Kitab Mazmur 119:17 yang berbunyi: “Bahwa aku tertindas itu baik bagiku, supaya aku belajar ketetapan-ketetapan-Mu”. Penderitaan merupakan salah satu tema yang mungkin selalu terhubung dengan kehidupan manusia dari sejak Adam manusia pertama hingga pada hari ini, sehingga penderitaan apapun model dan tingkatannya harus dihadapi. Isu penderitaan berulang kali menjadi topik bahasan baik dalam Perjanjian Lama maupun Perjanjian Baru, sehingga tidak sedikit orang yang seperti Ayub meresponi dengan salah proses penderitaan sehingga putus asa, kecewa dan bahkan lebih jauh memikirkan untuk mengakhiri hidupnya, oleh karena tidak menangkap kehendak dan rencana Allah yang tersembunyi di balik penderitaan. Mengamati realita yang terjadi saat ini di tengah pandemi Covid-19 yang masih berlanjut dimana penderitaan mungkin dirasakan oleh sebagian besar orang, dibutuhkan buah pikiran dan pandangan Alkitabiah, sebab firman Tuhanlah yang dapat memberi pengertian yang benar tentang penderitaan. Maka, berbeda dengan Eugenius Ervan dkk… dan Kalis Stevanus, penulis melihat sisi lain dari respon Ayub yang tidak sepenuhnya menerima kemalangan yang dialaminya, dan justru karenanya Allah mengizinkan penderitaan dalam rangka mendidik dan membawanya pada tahap pengenalan akan Allah yang lebih mendalam. Sebab, tanpa pengenalan yang benar akan Allah, manusia sulit menerima penderita sebagai suatu kasih karunia, oleh karena hanya di balik pengenalan akan Allah rahasia-rahasia Allah mungkin dapat tersingkap sehingga memerdekakan orang-orang yang menerimanya.

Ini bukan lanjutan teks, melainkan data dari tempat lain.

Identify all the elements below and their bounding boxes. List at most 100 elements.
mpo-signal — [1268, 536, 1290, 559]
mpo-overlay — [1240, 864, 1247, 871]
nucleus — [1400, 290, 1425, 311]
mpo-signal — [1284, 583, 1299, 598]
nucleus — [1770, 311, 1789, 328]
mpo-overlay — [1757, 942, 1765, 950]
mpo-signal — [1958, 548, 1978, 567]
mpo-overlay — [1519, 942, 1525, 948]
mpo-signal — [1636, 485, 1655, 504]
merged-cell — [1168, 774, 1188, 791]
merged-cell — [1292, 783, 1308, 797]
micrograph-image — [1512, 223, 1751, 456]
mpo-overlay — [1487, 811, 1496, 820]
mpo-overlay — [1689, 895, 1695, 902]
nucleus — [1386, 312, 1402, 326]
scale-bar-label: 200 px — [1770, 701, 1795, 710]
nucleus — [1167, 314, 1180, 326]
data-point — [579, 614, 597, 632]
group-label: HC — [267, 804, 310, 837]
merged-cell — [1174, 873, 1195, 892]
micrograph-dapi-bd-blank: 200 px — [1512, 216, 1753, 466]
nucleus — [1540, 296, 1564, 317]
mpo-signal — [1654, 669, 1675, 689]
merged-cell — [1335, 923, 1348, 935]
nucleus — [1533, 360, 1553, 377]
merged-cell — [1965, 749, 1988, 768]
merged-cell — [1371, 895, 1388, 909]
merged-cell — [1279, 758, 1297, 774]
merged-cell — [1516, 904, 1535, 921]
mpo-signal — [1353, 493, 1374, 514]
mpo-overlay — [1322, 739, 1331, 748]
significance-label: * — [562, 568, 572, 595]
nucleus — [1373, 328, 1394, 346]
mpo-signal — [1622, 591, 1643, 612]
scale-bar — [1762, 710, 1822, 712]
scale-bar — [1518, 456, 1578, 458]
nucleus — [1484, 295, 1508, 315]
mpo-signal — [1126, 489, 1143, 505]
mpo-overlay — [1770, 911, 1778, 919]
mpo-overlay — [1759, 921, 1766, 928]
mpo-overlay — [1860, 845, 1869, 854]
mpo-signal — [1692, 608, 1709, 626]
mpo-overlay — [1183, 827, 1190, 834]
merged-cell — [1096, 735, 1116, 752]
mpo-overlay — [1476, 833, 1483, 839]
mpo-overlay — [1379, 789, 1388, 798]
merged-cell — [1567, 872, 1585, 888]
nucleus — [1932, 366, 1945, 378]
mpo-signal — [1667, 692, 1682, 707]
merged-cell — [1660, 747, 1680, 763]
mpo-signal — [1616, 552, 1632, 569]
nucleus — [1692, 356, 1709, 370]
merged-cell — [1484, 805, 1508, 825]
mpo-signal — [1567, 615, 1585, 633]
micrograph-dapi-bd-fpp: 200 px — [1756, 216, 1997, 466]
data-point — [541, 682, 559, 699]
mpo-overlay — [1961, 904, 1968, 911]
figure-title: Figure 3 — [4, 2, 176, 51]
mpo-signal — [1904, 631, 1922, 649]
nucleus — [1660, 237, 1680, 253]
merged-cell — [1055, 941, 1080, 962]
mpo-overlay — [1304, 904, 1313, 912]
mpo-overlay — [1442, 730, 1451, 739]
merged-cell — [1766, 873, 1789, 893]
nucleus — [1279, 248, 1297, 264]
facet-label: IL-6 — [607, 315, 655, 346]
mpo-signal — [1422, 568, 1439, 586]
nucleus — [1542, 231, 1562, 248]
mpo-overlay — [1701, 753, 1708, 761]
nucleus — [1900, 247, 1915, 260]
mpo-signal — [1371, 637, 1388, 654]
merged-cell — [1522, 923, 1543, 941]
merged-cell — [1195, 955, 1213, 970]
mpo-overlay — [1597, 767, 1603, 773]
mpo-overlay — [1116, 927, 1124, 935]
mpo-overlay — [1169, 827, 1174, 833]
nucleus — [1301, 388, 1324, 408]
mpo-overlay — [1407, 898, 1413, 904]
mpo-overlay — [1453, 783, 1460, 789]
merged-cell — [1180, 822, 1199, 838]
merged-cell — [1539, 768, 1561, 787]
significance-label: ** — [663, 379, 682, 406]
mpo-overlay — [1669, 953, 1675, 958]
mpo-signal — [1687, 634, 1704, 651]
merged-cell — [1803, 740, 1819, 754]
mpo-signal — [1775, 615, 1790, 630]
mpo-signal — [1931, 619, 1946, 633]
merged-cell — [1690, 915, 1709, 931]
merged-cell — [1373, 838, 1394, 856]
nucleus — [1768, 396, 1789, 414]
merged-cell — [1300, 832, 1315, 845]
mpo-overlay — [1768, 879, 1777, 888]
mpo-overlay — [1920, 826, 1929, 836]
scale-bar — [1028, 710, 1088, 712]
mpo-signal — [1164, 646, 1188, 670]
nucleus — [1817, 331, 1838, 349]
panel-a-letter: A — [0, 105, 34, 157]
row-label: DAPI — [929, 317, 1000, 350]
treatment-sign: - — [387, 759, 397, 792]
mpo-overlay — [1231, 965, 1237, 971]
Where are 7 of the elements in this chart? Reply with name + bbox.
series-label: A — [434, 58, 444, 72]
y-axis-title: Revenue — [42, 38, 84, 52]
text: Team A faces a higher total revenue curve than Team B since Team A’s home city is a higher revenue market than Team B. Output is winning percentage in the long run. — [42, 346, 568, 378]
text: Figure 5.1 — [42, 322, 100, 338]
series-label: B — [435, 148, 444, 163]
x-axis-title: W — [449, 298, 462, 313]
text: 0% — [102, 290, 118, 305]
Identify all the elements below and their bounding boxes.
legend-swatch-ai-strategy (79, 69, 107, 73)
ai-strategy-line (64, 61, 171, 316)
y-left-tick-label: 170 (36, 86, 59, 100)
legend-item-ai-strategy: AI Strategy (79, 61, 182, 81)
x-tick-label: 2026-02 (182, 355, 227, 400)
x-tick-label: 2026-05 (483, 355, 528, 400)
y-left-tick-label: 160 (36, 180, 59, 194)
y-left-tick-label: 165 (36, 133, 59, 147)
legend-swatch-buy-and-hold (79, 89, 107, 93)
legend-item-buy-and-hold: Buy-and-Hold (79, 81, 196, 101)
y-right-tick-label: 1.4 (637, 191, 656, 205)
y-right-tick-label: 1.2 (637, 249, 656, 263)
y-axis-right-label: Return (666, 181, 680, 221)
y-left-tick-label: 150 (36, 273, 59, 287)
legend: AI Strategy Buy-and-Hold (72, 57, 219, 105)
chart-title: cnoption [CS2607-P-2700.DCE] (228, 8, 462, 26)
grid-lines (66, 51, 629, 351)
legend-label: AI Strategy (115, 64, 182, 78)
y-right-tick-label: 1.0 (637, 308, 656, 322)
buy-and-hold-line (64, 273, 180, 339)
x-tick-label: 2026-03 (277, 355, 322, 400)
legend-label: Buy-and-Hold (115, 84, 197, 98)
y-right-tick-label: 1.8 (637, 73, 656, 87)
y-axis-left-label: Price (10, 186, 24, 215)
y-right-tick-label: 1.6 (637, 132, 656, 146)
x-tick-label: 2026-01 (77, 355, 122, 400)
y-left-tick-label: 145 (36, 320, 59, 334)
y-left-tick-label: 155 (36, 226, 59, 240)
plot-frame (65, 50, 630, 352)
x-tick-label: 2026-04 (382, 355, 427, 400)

Penelitian terdahulu yang dilakukan oleh (Eugenius Ervan dkk. 2020) yang berjudul Makna Fenomena Kematian Masal di Tengah Pandemi Covid-19 Berdasarkan Refleksi Dari Ayub 1: 11-22, Visio Dei: Jurnal Teologi Kristen dan penelitian (Kalis Stevanus 2019), Memaknai Kisah Ayub Bagi Orang Kristus Dalam Mengalami Penderitaan, Jurnal Teologi Pentakosta. Maka, penulisan ini bertujuan menemukan makna atau rahasia yang terdapat di balik penderitaan Ayub di dalam Kitab Ayub dan juga manfaatnya bagi orang percaya masa kini, sehingga dapat melahirkan respon yang akurat dalam memandang dan menghadapi penderitaan apapun tingkatannya.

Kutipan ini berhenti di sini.